L’administration doit également être un exemple de discipline en matière de paiement. En cas de faillite, le fournisseur du débiteur peut être entraîné par un effet domino. Selon 29% des faillis, les défauts de paiement sont la principale cause de la faillite. Pour les curateurs, ce n’est le cas que pour 13% des faillites (après des lacunes en matière de gestion, principale raison avec 38%). Il est donc important que les fournisseurs soient payés à temps par leurs clients, y compris par les administrations publiques. Selon Intrum Justitia, la Belgique est le plus mauvais payeur des 29 pays membres de l’UE après les quatre grands pays du Sud, avec un retard de 50% sur les délais prévus par contrat en 2017. Nos entreprises souffrent ainsi d’un handicap compétitif par rapport à leurs concurrentes étrangères. Le point positif est que la procédure de recouvrement extrajudiciaire pour les dettes incontestées est d’application depuis deux ans : elle a raccourci la procédure de recouvrement moyenne de six mois à deux mois.
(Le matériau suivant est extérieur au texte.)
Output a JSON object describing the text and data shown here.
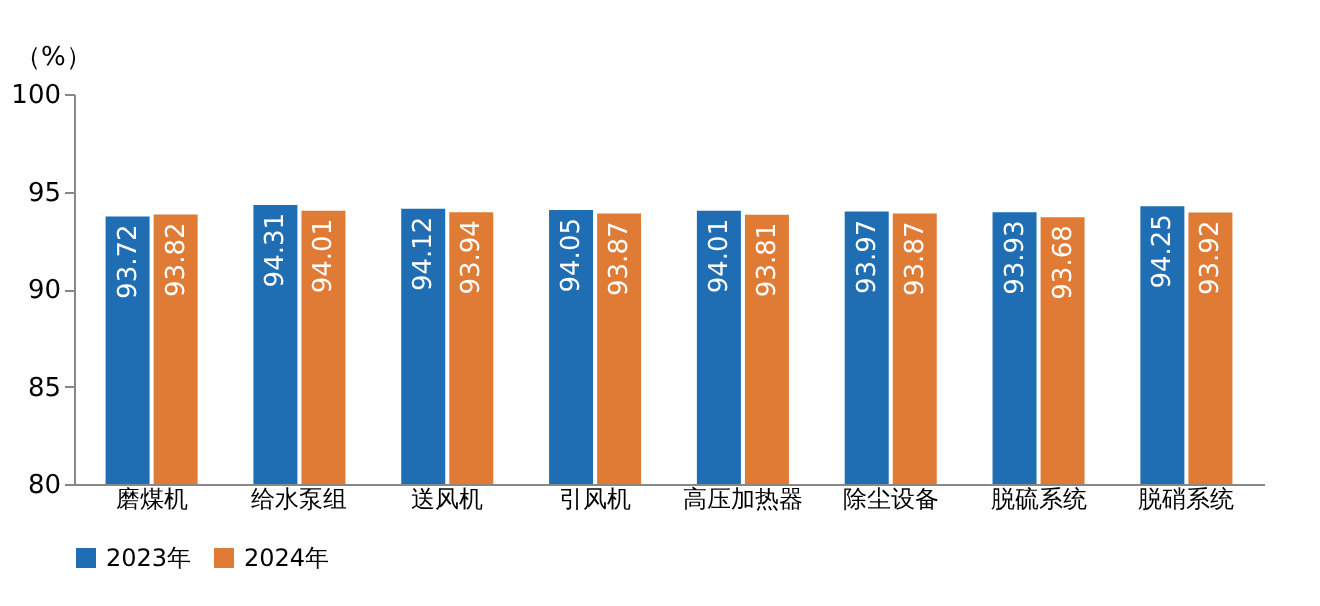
{
  "chart_data": {
    "type": "bar",
    "ylabel": "（%）",
    "categories": [
      "磨煤机",
      "给水泵组",
      "送风机",
      "引风机",
      "高压加热器",
      "除尘设备",
      "脱硫系统",
      "脱硝系统"
    ],
    "series": [
      {
        "name": "2023年",
        "color": "#1f6db3",
        "values": [
          93.72,
          94.31,
          94.12,
          94.05,
          94.01,
          93.97,
          93.93,
          94.25
        ]
      },
      {
        "name": "2024年",
        "color": "#e07b36",
        "values": [
          93.82,
          94.01,
          93.94,
          93.87,
          93.81,
          93.87,
          93.68,
          93.92
        ]
      }
    ],
    "ylim": [
      80,
      100
    ],
    "yticks": [
      80,
      85,
      90,
      95,
      100
    ],
    "data_labels": true,
    "legend": "bottom",
    "grid": false
  }
}
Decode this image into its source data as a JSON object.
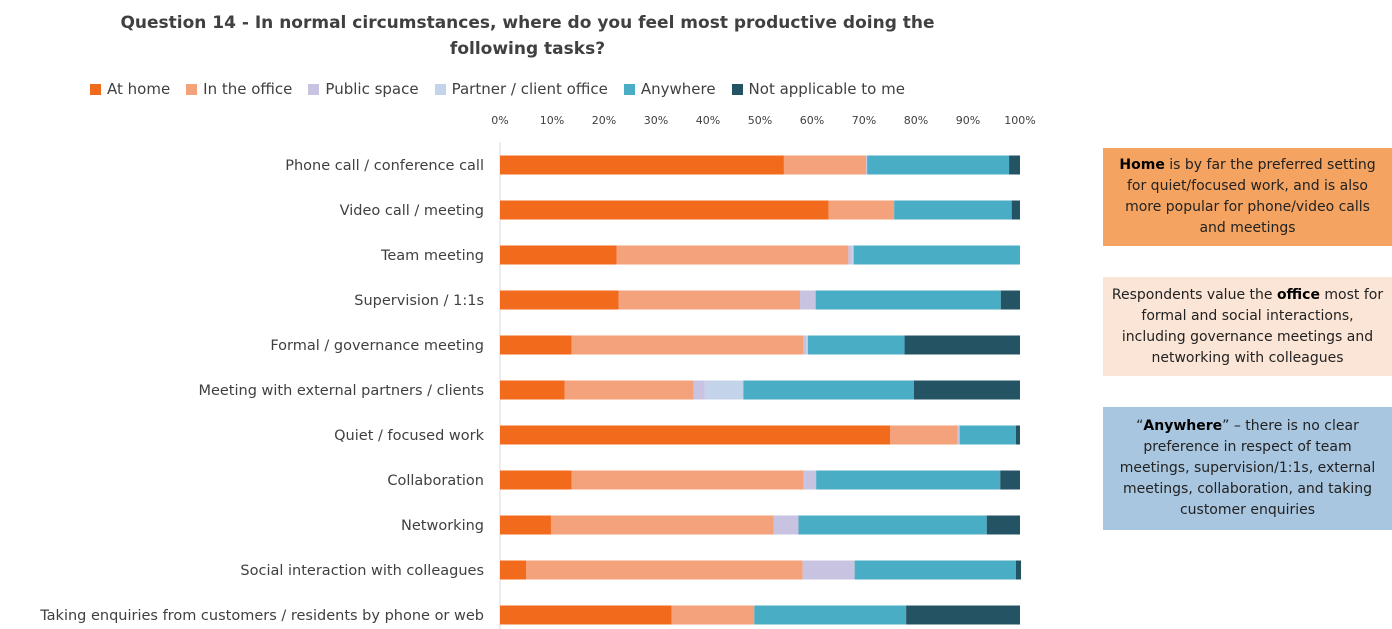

Paul Becue est visiting fellow chez Itinera. Il a travaillé pendant 14 ans dans le secteur bancaire et est actif depuis juillet 1998 dans le secteur de l’assurance-crédit, où il a assumé différentes fonctions de management. Ses livres sur l’assurance-crédit sont la référence dans le secteur. Ils ont été traduits dans plusieurs langues.